At the same time, many Iraqis increasingly complain of government corruption and the failure to rebuild the economy.
Last year, the death toll in Iraq climbed to its highest levels since the worst of the sectarian bloodshed in 2006 and 2007. The U.N. says 8,868 people were killed in 2013, and about 2,000 people were killed in the first three months of this year alone.
In many ways, the conflict in Iraq reflects the fault lines of the Syrian civil war, where mostly Sunni rebels are fighting to oust the regime of President Bashar Assad, a follower of a Shiite offshoot sect. The rebels are dominated by Islamists and members of al Qaeda-linked or inspired groups, including the Islamic State of Iraq and the Levant, or ISIL, which is the dominant Sunni militant group in Iraq. Shiite militiamen from Iraq fight on the side of Assad's forces.

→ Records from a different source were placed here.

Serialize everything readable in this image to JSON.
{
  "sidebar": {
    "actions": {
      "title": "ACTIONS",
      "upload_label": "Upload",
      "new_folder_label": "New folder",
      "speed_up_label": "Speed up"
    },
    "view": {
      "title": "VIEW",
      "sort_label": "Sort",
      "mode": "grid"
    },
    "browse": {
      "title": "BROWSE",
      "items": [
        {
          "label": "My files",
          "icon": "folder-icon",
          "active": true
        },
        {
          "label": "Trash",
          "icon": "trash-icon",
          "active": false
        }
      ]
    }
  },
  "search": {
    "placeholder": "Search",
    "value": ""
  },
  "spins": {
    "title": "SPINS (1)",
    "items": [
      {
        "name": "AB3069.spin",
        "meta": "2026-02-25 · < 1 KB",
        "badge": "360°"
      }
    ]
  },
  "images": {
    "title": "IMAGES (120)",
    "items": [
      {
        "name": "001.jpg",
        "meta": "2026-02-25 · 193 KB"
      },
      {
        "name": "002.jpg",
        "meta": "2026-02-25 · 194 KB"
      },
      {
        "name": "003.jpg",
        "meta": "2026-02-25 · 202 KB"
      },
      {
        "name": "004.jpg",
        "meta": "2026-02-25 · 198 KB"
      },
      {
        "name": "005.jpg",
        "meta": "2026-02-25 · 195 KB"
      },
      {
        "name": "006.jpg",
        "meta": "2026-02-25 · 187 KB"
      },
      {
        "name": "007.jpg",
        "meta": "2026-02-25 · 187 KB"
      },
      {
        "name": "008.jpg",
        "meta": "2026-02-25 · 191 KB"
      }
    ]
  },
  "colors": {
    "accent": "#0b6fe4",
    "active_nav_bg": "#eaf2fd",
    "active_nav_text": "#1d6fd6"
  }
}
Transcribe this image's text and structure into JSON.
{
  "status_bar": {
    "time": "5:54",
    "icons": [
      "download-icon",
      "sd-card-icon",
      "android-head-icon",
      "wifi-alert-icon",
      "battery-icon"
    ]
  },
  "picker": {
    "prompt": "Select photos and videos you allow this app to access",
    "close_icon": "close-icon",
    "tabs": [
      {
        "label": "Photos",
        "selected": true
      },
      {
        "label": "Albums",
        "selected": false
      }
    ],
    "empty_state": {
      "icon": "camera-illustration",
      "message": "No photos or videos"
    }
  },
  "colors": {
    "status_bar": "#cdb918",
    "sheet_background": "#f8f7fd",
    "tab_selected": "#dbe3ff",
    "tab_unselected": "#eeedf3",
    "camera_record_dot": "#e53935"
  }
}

The violence in Iraq has continued right up to the day before the vote.
On Tuesday, back-to-back bombs ripped through an outdoor market northeast of Baghdad, the deadliest in separate attacks that officials said killed 24 people. The largest election-related attack was last Friday in Baghdad, when a series of bombings killed at least 33 people at a campaign rally for a militant Shiite group, the Iranian-backed Asaib Ahl al-Haq.
ISIL claimed responsibility for that attack, as well as a suicide bombing northeast of Baghdad on Monday that killed at least 25 Kurds.